It would be an understatement to say that rural Maine has never been known as a hotbed of men’s fashion.
For decades, those familiar woodsy men with long hair, full beards and flannel shirts who still abound in the Maine countryside would have been considered as nothing less than throwbacks, in a fashion sense, people hopelessly stuck in the hippie counterculture era.
But all that has finally changed, it seems.
Unlikely as it sounds, those same shaggy-headed Maine guys are right now on the cutting edge of the men’s fashion world. Strolling the streets of New York, they would be gazed upon as sexy trendsetters, as models of taste and refinement.
I never could have imagined such a thing had I not read about it recently in the Style section of The New York Times, which keeps me abreast of all the latest appallingly chic styles that I’d never be caught dead wearing.

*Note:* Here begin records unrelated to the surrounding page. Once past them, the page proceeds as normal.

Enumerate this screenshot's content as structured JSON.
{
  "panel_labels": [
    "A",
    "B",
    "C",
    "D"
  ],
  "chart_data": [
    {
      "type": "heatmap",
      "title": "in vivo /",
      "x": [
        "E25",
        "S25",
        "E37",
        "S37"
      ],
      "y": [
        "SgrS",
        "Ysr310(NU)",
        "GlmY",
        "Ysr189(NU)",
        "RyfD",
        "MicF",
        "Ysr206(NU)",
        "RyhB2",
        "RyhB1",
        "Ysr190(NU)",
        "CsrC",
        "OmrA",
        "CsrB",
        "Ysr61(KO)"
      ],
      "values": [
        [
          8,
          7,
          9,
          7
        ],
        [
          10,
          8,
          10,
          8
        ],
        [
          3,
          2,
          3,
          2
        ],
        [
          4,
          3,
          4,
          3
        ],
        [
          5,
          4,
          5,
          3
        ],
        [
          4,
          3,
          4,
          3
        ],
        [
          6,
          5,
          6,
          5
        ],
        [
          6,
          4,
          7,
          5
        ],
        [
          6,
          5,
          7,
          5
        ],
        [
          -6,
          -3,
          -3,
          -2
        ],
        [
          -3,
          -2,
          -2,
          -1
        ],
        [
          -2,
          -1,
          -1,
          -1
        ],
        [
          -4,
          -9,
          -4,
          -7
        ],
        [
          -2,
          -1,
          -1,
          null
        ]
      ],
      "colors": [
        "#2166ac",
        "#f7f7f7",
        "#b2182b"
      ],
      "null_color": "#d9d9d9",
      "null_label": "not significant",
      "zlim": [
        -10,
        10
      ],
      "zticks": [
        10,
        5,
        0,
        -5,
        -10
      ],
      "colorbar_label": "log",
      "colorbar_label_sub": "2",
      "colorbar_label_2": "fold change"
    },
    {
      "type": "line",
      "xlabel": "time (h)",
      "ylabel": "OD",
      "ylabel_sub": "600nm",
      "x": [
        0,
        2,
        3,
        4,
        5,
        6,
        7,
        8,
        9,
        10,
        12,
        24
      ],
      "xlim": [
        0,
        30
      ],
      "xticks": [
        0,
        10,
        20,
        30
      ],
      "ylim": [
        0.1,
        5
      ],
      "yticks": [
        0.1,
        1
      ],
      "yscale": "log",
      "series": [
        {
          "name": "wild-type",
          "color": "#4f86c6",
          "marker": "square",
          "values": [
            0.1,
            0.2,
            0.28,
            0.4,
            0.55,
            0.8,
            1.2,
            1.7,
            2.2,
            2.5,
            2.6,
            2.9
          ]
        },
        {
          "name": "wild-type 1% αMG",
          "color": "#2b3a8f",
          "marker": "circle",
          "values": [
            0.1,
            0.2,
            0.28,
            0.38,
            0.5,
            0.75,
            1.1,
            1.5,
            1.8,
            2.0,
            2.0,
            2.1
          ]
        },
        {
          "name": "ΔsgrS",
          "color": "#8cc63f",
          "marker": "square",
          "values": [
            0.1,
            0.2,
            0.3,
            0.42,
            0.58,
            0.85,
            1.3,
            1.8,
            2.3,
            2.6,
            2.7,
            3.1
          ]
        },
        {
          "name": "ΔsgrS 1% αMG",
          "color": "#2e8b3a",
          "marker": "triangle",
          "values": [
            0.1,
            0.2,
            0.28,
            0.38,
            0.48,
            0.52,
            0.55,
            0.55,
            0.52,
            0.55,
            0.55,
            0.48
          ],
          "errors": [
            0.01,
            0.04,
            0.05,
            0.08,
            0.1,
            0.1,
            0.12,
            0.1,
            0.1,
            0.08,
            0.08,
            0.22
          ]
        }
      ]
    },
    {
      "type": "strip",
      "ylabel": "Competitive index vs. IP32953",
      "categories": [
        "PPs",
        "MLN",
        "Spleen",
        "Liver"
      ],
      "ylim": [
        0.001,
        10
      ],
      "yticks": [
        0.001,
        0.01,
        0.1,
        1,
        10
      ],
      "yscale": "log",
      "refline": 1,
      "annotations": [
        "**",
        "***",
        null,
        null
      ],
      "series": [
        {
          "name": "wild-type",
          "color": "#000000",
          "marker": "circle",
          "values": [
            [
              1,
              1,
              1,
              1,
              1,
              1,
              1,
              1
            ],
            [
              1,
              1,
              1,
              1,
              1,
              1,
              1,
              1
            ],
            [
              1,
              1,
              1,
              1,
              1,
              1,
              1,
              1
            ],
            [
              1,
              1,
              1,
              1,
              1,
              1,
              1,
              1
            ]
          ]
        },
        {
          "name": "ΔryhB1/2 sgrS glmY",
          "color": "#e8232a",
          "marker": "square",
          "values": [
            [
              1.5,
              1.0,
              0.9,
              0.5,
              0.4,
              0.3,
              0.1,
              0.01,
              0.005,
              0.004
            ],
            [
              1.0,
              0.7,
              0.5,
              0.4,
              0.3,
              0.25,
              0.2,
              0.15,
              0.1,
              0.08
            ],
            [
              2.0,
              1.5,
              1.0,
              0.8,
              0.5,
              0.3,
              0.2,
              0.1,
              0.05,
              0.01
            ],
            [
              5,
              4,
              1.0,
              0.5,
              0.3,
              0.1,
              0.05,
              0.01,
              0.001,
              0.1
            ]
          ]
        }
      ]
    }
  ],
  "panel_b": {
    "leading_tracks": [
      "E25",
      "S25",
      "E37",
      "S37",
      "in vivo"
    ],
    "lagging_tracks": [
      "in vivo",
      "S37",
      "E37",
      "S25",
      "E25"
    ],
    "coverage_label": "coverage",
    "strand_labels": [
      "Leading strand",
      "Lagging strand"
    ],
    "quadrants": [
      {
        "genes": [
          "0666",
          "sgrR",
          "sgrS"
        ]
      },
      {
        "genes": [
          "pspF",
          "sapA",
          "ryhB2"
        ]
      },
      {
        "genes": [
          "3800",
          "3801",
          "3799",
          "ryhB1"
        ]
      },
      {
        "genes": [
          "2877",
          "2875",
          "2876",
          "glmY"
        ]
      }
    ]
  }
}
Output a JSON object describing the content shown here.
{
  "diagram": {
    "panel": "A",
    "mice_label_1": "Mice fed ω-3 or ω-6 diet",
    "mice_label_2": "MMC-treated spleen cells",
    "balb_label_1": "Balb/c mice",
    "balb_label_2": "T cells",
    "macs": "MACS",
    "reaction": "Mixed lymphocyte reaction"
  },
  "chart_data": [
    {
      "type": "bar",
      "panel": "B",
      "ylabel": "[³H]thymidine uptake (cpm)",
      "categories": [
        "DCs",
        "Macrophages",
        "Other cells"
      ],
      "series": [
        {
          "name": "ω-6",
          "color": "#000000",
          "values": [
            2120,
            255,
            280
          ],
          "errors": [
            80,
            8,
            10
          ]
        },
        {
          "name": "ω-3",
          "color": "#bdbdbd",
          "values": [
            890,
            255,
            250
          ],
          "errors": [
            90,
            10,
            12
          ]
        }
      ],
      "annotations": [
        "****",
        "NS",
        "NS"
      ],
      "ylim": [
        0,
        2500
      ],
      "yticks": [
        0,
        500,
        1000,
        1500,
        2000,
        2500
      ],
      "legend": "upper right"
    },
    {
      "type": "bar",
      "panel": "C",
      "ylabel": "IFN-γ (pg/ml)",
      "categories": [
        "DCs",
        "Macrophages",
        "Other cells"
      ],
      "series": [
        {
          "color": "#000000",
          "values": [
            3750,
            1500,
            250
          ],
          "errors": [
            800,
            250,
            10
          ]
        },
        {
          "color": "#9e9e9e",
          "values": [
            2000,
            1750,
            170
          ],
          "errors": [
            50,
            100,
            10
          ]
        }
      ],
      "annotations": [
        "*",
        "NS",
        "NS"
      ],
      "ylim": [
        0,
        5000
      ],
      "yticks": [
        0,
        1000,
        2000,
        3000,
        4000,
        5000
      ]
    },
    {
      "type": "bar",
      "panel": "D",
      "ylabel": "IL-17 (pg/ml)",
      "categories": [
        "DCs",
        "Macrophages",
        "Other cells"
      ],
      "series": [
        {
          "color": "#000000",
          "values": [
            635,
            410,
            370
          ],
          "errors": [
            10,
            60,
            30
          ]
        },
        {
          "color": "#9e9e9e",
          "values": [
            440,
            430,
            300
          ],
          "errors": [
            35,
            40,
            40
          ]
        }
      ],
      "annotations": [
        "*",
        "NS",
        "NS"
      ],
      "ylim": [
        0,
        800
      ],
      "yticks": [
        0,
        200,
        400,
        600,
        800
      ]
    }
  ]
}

Sharing the cover with an article that told of the joys of unisex perfumes was a story that ran under the eye-catching headline: “Paul Bunyan, Modern-Day Sex Symbol.”
Below it was a photograph of a thick-bearded, long-haired young male runway model. Except for the Ralph Lauren suit and Brad Pitt handsomeness, he looked just like a million college yearbook pictures from the 1960s and ’70s, mine included, and a bit like Johnny Damon, too, before the ballplayer went over to the dark side and became a clean-cut Yankee.
Beards, it turns out, are all the rage at the moment. No, not those silly near-beards that look as if a guy hasn’t shaved for three days, and certainly not goatees, which are so yesterday, but big bushy beards that would have made Benjamin Harrison and Ulysses S. Grant feel right at home.
At New York Fashion Week in April, the Times reported, “at least a half-dozen designers showed up with furry faces.”
A few fashionable beard enthusiasts suggested in the story that this curious new hirsuteness is a backlash to the metrosexual stylings of recent years, when men eagerly joined women in plucking, waxing and shaving every hair from their faces. Men, both straight and gay, the story said, suddenly want to feel “rough and manly.”
Many celebrities are sporting the wooly-whiskered look, which means that the trend will eventually catch on in mainstream America. George Clooney recently grew a face full of fur, as did his fellow actors Heath Ledger, Mel Gibson and a famous film star I’ve never heard of named Hugo Weaving.
As the editor of the style magazine Cargo explained to the Times, he and his male partner “both like that aesthetic of New England cabins with antlers on the wall, plaid shirts and a beard.”
Rusticator chic hits the Big Apple. Who could have guessed? Perhaps GQ magazine will show up at the Common Ground Fair this summer to do a fashion spread.
Several years ago, during a performance I attended at the University of Maine, the blues-balladeer Bonnie Raitt stopped her band in the middle of a song and asked that the house lights be turned up. Shielding her eyes, she then scanned the audience, which was filled with long-haired men, beards and lots of flannel.
“I’ve always wondered where all the hippies went,” she joked to loud applause. “I guess you’re all up here in Maine.”
Just waiting to be discovered by the world of high fashion, as it turns out.